Gli amministratori pubblici vigilano: i tibetani poveri perdono prima la terra, poi l’indennità di trasferta se non smettono la pratica del buddhismo
In maggio le autorità hanno ordinato ai tibetani con basso reddito che vivono della cifra minima dell’indennità di trasferta elargita dallo Stato di smettere di adorare il Buddha; in caso contrario, la loro indennità verrà cancellata. Questa nuova ordinanza rappresenta una escalation nella politica del Partito Comunista Cinese (PCC) tesa a perseguitare i tibetani e a costringerli a rinunciare al proprio credo religioso.
Bitter Winter ha recentemente intervistato alcuni tibetani della città di Lhasa, nella Regione autonoma del Tibet. Numerose fonti confermano che il governo ha confiscato la terra di molti tibetani diversi anni fa, lasciandoli senza reddito e senza cibo per sostentarsi. Di conseguenza molti tibetani non sono in grado di guadagnarsi da vivere e perciò sono stati costretti a dipendere dell’indennità minima di sussistenza fornita dal governo. Quest’ultimo ordine che nega i sussidi pubblici minaccia quindi non solo la libertà di religione, bensì anche la sopravvivenza stessa di molti buddhisti poveri.
Dopo che è stato annunciato il divieto di praticare la religione per chi ricevesse l’indennità di trasferta, Dolma, una donna di circa cinquant’anni, era terrorizzata. Non osava praticare la Kora o adorare il Buddha, nel timore che le autorità stessero tenendo sotto controllo le sue mosse (la Kora è una pratica che i tibetani usano per esprimere la propria devozione religiosa. È insieme una sorta di pellegrinaggio e una forma di meditazione che fa parte delle tradizioni del buddhismo tibetano e del Bon).
Secondo le notizie raccolte, l’amministrazione locale ha nominato un amministratore pubblico per tenere sotto sorveglianza i tibetani dalle 9 del mattino alle 9 di sera.
Dolkar è un vedovo settantenne e un devoto buddhista. L’anziano ha patito molto il fatto che le autorità utilizzino questi metodi per costringerlo a non adorare il Buddha. Ogni giorno, ci dice, siede disperato sulla porta di casa, trascorrendo senza far nulla il tempo che gli resta.
«Adorare il Buddha è una cosa buona. [I buddhisti] non rubano e non rapinano, tutto ruota intorno all’insegnamento del bene. Perché il governo è così determinato a limitare e sopprimere il nostro credo?», ci ha chiesto un tibetano.

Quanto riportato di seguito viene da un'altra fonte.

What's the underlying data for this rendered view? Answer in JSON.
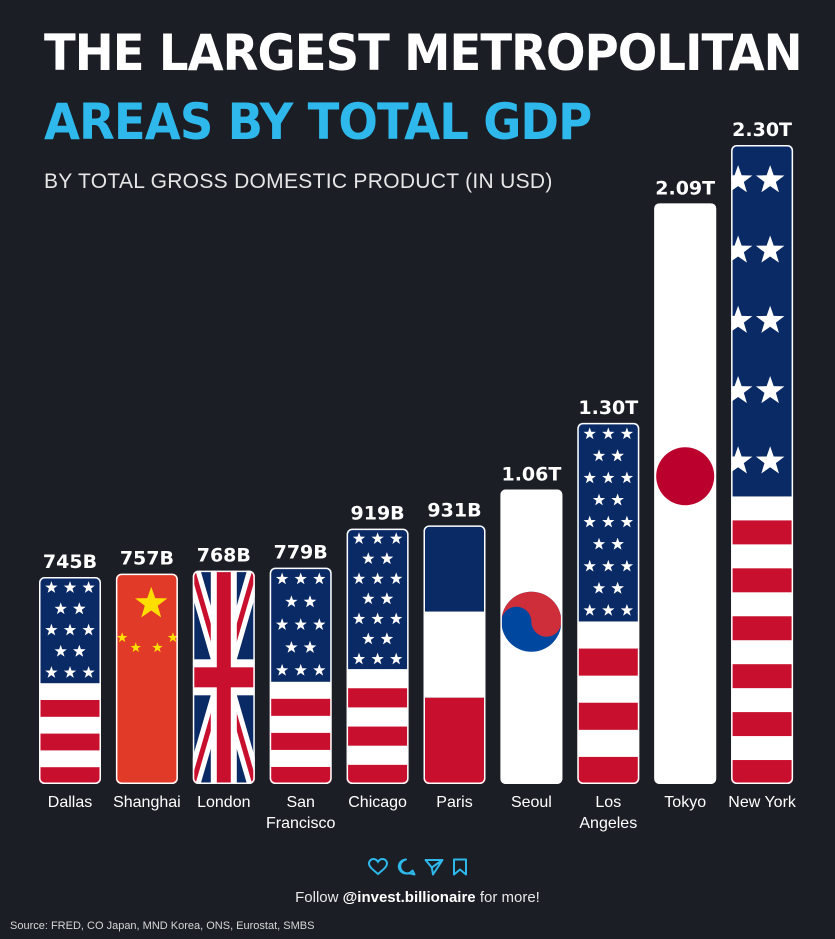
{
  "chart_data": {
    "type": "bar",
    "title_line1": "THE LARGEST METROPOLITAN",
    "title_line2": "AREAS BY TOTAL GDP",
    "subtitle": "BY TOTAL GROSS DOMESTIC PRODUCT (IN USD)",
    "categories": [
      "Dallas",
      "Shanghai",
      "London",
      "San Francisco",
      "Chicago",
      "Paris",
      "Seoul",
      "Los Angeles",
      "Tokyo",
      "New York"
    ],
    "category_lines": [
      [
        "Dallas"
      ],
      [
        "Shanghai"
      ],
      [
        "London"
      ],
      [
        "San",
        "Francisco"
      ],
      [
        "Chicago"
      ],
      [
        "Paris"
      ],
      [
        "Seoul"
      ],
      [
        "Los",
        "Angeles"
      ],
      [
        "Tokyo"
      ],
      [
        "New York"
      ]
    ],
    "values": [
      745,
      757,
      768,
      779,
      919,
      931,
      1060,
      1300,
      2090,
      2300
    ],
    "unit": "billion USD",
    "data_labels": [
      "745B",
      "757B",
      "768B",
      "779B",
      "919B",
      "931B",
      "1.06T",
      "1.30T",
      "2.09T",
      "2.30T"
    ],
    "bar_fills": [
      "flag-usa",
      "flag-china",
      "flag-uk",
      "flag-usa",
      "flag-usa",
      "flag-france",
      "flag-korea",
      "flag-usa",
      "flag-japan",
      "flag-usa"
    ],
    "ylim": [
      0,
      2300
    ],
    "grid": false,
    "legend": "none"
  },
  "colors": {
    "background": "#1b1e25",
    "title_white": "#ffffff",
    "title_blue": "#2eb8ec",
    "flag_red": "#c8102e",
    "flag_blue": "#0a2a66",
    "china_red": "#e23a28",
    "china_yellow": "#ffde00"
  },
  "footer": {
    "icons": [
      "heart-icon",
      "comment-icon",
      "share-icon",
      "bookmark-icon"
    ],
    "follow_prefix": "Follow ",
    "handle": "@invest.billionaire",
    "follow_suffix": " for more!",
    "source": "Source: FRED, CO Japan, MND Korea, ONS, Eurostat, SMBS"
  }
}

Alcuni analisti sono dell’idea che esista una trama nascosta dietro l’appropriazione della terra e la concessione di indennità di trasferta. Il PCC vuole sottomettere il popolo tibetano controllandone i mezzi di sostentamento. Quando il controllo sui tibetani sarà totale, allora ne elimineranno il credo religioso. Vincolati dalle necessità legate alla sopravvivenza, i buddhisti tibetani non avranno altra scelta se non capitolare davanti alle imposizioni del governo.
Il tentativo di negare i sussidi pubblici ai credenti tibetani è solo l’ultimo di una lista di abusi e di persecuzioni imposti a questo popolo sofferente. Numerosi regolamenti sono stati stilati per assicurare il completo controllo sui monaci buddhisti tibetani, sulle monache e sui templi. Il governo ha persino tentato di porre sotto il proprio controllo il sistema delle reincarnazioni proprio al buddhismo tibetano. Anche i dipendenti pubblici sono divenuti un bersaglio. Il 9 gennaio, un servizio di Voice of Tibet, citando i tibetani in Cina, ha affermato che le autorità del PCC hanno emesso il divieto per i funzionari della città di Lhasa di prendere parte alle attività religiose buddhiste, minacciando chi non avesse obbedito di perdere i sussidi pubblici per sempre.